Back in the day, he’d claimed he worked best when he could shut the rest of the world out and just focus on his work, which music helped him do.
One more thing that was still true about Ethan Moore.
After pouring more whisky into each of their glasses, Ethan fiddled with his cell phone, and soon enough Jordan heard Chris Cornell crooning the lyrics to Black Hole Sun.
“This music okay?” Ethan handed Jordan his tumbler, the golden liquid swirling lazily in the glass.
Their fingers briefly touched, sending sparks up and down Jordan’s spine. Whoa.
“It’s fine.” Not exactly romantic, but at least Ethan wasn’t telling him to go back to his room. Yet.
“Good, because I’m not turning it off.”
“I came out to my parents,” Jordan said again.
Ethan stared at him, then narrowed his eyes.
“You mentioned that. How’d that go?” What did he want Ethan to say? Congratulations? About time? What? Jordan wasn’t sure.
“Stings a bit less these days. Not a shock that they didn’t take it well. Mom has sort of come around, but Dad never did.”
Growing up in a conservative Christian community and coming to the realization that he was gay after he’d left for college was one of the most frightening things that had ever happened to Jordan.

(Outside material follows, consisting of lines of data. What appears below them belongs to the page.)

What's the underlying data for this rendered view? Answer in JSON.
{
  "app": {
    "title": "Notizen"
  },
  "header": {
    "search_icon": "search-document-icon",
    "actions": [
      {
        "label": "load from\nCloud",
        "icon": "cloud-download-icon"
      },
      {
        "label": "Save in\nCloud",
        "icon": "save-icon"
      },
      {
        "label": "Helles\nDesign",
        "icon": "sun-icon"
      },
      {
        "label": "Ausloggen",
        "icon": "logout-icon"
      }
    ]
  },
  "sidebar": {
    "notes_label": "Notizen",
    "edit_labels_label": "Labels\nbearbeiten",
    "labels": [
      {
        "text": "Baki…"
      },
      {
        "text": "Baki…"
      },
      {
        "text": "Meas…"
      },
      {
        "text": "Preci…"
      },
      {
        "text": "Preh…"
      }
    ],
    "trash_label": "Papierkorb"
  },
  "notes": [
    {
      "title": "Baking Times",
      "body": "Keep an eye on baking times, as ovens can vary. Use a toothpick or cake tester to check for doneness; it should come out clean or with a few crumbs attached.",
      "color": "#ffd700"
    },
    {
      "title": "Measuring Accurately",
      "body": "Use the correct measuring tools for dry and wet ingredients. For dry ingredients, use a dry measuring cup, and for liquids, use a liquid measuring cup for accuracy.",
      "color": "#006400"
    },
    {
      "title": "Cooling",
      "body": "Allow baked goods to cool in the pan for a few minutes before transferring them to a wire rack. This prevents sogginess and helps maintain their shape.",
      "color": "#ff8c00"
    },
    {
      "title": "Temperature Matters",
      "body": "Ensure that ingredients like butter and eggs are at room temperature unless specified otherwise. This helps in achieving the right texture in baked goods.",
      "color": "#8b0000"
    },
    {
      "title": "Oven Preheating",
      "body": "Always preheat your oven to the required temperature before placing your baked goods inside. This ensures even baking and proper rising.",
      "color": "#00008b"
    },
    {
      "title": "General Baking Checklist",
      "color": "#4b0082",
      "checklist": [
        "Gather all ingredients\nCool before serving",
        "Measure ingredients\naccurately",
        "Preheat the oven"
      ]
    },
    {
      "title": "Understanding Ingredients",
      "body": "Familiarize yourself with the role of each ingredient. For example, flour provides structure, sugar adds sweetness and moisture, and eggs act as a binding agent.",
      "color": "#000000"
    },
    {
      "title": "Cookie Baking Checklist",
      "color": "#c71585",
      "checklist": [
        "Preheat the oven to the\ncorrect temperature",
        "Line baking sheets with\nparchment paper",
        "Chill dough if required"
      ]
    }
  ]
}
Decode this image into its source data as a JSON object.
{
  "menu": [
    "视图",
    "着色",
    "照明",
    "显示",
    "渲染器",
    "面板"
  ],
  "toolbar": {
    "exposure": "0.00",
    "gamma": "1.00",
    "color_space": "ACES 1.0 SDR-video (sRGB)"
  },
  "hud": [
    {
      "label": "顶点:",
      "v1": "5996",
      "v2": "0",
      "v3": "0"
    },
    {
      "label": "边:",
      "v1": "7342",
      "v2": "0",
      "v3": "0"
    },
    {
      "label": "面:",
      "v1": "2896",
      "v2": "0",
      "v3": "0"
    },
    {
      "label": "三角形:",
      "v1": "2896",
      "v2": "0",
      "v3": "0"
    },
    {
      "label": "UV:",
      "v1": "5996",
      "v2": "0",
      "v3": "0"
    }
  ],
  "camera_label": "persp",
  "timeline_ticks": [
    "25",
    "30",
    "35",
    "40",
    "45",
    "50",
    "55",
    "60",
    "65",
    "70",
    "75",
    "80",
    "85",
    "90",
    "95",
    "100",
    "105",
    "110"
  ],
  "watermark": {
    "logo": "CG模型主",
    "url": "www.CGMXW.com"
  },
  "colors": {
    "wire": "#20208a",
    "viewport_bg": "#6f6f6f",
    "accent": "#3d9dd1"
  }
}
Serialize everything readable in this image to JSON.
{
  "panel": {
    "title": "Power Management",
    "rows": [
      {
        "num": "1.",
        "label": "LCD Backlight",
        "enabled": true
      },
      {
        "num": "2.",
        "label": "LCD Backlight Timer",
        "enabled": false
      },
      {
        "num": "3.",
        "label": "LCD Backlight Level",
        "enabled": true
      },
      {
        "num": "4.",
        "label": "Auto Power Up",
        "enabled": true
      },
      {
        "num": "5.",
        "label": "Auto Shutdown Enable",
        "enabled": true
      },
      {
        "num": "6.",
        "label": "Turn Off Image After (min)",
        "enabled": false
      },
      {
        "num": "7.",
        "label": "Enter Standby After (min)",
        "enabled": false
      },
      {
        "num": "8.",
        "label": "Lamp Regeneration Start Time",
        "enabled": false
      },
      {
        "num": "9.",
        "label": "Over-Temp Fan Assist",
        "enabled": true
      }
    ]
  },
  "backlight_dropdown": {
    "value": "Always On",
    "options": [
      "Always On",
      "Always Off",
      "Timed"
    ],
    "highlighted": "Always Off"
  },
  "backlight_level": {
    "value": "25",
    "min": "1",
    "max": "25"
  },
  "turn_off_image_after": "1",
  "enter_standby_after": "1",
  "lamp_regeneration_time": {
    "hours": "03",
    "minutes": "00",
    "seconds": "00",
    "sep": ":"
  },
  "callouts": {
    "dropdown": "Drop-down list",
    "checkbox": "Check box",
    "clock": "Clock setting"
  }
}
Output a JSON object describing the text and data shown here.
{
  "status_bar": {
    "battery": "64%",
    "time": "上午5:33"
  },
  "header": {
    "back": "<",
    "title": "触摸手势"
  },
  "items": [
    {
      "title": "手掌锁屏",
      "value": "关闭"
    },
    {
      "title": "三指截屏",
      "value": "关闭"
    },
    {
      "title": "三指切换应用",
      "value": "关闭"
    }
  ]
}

He’d known that his parents and most of the people he’d grown up with would shun him.
What he hadn’t realized was that when he did come out, there was another community waiting for him, a community that had helped him survive and even heal.
“Did?” Ethan sat down on the edge of the bed rather than sitting next to Jordan.
Jordan never knew how to say this, seeing as he’d been written off years before by the man. “He passed away a few years ago.”